Use of thicker membranes and electrolyte rebalancing are partial solutions, but each introduces additional performance losses on the system. Development of new ion exchange membranes with reduced crossover is an active area or exploration with a goal of reduced crossover while maintaining conductivity. However, a little-explored, passive method for decreasing vanadium and water crossover is design of different features that do not necessarily result in any performance loss while reducing the unwanted crossover significantly. In a recent publication from our lab, we studied the effect of the electric field on vanadium crossover and deduced interaction coefficients for quantifying vanadium crossover as a function of state of charge (SoC). As a result, the transport parameters for the solute (vanadium ions) and solvent (water) with and without the effect of electric field and as a function of SoC are now known. 6 In this talk we will report experimental data resulting from investigations into asymmetric cell features designed to passively mitigate the rate of crossover during the cell operation. A unique facility has been designed and built using multiple electrochemical and flow cells to enable real-time quantification of crossover rate. The set-up utilizes UV/Vis spectroscopy in order to assess the vanadium crossover under different operating conditions. The results of this study should provide more in-depth insight to optimize VRFBs with enhanced performance and reduced ion-crossover and pressure drop.
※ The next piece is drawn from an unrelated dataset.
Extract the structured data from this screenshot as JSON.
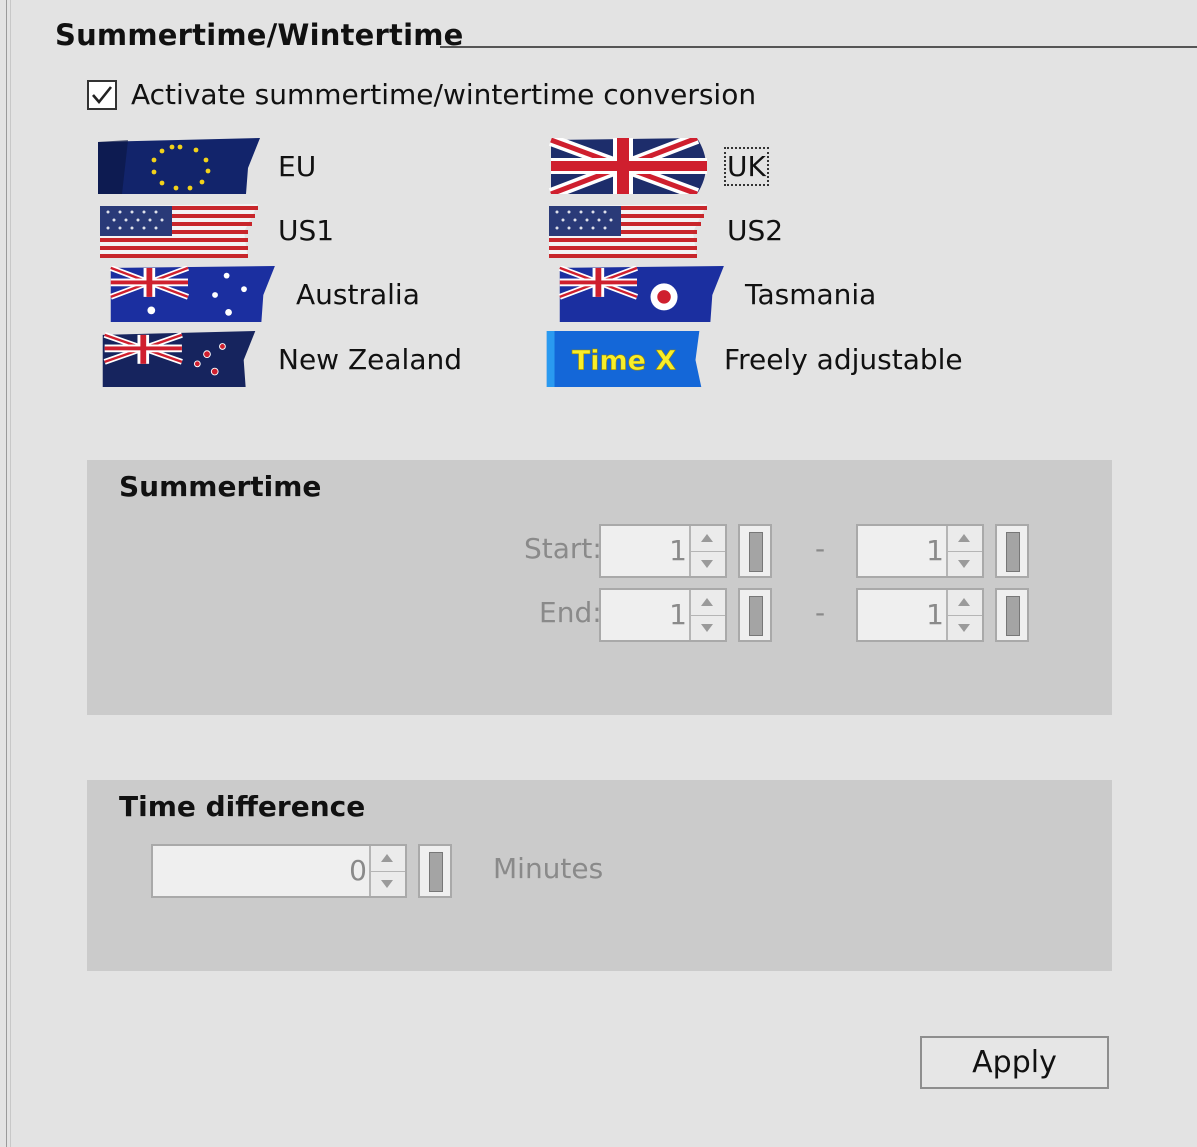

1. D. Aaron, Q. Liu, Z. Tang, G. Grim, A. Papandrew, A. Turhan, T. Zawodzinski, and M. Mench, Journal of Power sources, 206, 450-453 (2012); http://dx.doi.org/10.1016/j.jpowsour.2011.12.026.
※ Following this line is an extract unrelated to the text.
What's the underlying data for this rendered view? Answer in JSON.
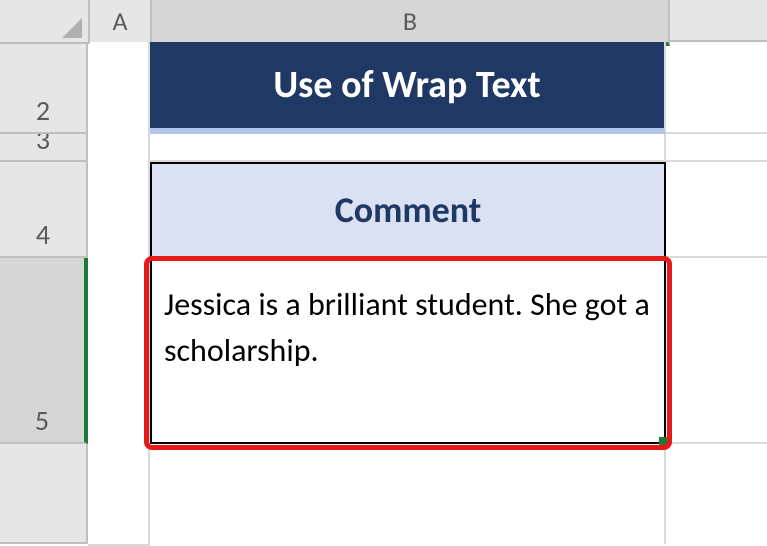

2. Y. A. Gandomi, M. Edmundson, F. Busby, and M. M. Mench, Journal of The Electrochemical Society, 163(8), F933-F944 (2016); doi: 10.1149/2.1331608jes.
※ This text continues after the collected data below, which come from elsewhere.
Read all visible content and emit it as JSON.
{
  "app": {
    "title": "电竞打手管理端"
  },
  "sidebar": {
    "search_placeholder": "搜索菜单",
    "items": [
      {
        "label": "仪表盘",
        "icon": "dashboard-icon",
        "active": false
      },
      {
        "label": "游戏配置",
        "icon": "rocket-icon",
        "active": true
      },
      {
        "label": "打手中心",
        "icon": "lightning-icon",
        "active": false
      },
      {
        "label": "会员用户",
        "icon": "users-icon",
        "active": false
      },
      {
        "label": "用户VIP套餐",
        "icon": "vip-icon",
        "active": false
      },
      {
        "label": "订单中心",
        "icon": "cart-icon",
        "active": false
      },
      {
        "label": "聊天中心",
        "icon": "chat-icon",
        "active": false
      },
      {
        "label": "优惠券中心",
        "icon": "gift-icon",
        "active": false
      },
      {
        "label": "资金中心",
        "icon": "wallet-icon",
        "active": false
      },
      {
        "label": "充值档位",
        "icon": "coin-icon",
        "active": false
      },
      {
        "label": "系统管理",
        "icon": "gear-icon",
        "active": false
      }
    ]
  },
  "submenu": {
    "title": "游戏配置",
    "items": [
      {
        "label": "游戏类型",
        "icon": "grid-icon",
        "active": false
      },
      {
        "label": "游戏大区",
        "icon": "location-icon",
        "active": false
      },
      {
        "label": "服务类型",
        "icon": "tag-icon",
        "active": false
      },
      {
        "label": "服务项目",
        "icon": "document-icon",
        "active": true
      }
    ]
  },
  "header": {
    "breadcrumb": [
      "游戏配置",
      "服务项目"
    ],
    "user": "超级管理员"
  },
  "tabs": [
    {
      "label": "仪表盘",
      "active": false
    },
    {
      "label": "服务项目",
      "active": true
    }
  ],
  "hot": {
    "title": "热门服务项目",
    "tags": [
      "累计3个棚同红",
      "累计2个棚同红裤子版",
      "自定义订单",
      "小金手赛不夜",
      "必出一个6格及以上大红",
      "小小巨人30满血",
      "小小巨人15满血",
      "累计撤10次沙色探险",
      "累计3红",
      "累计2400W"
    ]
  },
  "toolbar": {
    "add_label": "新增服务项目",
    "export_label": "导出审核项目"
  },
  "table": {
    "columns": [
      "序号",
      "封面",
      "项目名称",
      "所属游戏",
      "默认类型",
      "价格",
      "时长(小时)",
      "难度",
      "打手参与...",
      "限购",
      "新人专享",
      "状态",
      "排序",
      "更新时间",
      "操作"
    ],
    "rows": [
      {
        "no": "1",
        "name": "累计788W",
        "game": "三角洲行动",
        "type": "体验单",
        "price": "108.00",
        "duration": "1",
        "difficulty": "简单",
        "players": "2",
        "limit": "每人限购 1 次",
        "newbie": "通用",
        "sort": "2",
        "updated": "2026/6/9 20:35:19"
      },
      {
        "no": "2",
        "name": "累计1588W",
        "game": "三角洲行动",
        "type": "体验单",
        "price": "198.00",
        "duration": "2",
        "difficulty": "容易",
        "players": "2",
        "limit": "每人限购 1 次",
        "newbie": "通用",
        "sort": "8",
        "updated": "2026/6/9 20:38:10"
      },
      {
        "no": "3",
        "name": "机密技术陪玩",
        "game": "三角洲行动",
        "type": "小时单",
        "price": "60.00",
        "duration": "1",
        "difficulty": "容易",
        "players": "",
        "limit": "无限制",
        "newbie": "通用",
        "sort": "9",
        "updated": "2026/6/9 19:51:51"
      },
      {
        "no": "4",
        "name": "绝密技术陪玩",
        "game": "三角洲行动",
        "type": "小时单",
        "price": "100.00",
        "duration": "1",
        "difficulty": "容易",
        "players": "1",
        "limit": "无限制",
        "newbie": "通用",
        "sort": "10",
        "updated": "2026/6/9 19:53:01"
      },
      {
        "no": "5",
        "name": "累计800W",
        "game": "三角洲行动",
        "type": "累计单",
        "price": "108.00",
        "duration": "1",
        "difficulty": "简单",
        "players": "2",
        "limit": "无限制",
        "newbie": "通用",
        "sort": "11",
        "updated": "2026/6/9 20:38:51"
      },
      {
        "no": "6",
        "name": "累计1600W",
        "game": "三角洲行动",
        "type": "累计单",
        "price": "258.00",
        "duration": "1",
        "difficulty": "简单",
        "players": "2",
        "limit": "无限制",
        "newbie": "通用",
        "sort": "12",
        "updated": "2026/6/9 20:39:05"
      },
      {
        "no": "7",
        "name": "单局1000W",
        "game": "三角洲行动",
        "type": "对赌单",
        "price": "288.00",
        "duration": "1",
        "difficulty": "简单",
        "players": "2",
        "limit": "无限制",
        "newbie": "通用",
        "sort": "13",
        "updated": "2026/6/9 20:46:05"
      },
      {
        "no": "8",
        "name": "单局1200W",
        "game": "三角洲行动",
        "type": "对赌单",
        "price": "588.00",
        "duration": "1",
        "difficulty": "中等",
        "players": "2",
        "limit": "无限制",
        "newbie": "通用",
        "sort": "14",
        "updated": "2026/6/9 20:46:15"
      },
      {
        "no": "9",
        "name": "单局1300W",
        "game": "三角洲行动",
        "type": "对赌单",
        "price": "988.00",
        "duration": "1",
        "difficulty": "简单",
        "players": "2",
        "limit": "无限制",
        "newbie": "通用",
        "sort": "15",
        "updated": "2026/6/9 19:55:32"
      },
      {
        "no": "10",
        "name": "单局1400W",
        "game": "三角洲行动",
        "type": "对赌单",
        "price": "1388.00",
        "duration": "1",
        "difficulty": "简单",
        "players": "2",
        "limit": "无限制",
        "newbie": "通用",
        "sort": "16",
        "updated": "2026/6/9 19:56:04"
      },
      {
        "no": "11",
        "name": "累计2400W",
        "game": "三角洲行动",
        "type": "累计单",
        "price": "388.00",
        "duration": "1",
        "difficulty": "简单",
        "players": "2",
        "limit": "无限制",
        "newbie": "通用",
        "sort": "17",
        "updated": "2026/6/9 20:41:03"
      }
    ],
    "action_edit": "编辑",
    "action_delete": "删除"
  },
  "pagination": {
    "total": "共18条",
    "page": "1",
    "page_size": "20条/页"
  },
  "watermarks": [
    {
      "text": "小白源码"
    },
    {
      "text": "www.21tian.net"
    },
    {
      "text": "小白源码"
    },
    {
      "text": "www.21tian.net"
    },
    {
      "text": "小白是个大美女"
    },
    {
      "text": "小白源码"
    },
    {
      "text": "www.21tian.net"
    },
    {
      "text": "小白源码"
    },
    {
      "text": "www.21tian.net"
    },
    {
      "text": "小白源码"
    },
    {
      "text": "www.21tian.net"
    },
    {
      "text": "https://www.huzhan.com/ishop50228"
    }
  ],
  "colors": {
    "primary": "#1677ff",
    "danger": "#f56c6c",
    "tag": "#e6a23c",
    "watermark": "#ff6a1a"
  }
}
3. Y. A. Gandomi, D. Aaron, T. Zawodzinski, and M. Mench, Journal of The Electrochemical Society, 163(1), A5188-A5201 (2016); doi: 10.1149/2.0211601jes.

4. Y. A. Gandomi and M. M. Mench, ECS Transactions, 58(1), 1375-1382 (2013); doi: 10.1149/05801.1375ecst.

5. Y. A. Gandomi, T. A. Zawodzinski, and M. M. Mench, ECS Transactions, 61(13); 23-32 (2014). doi: 10.1149/06113.0023ecst.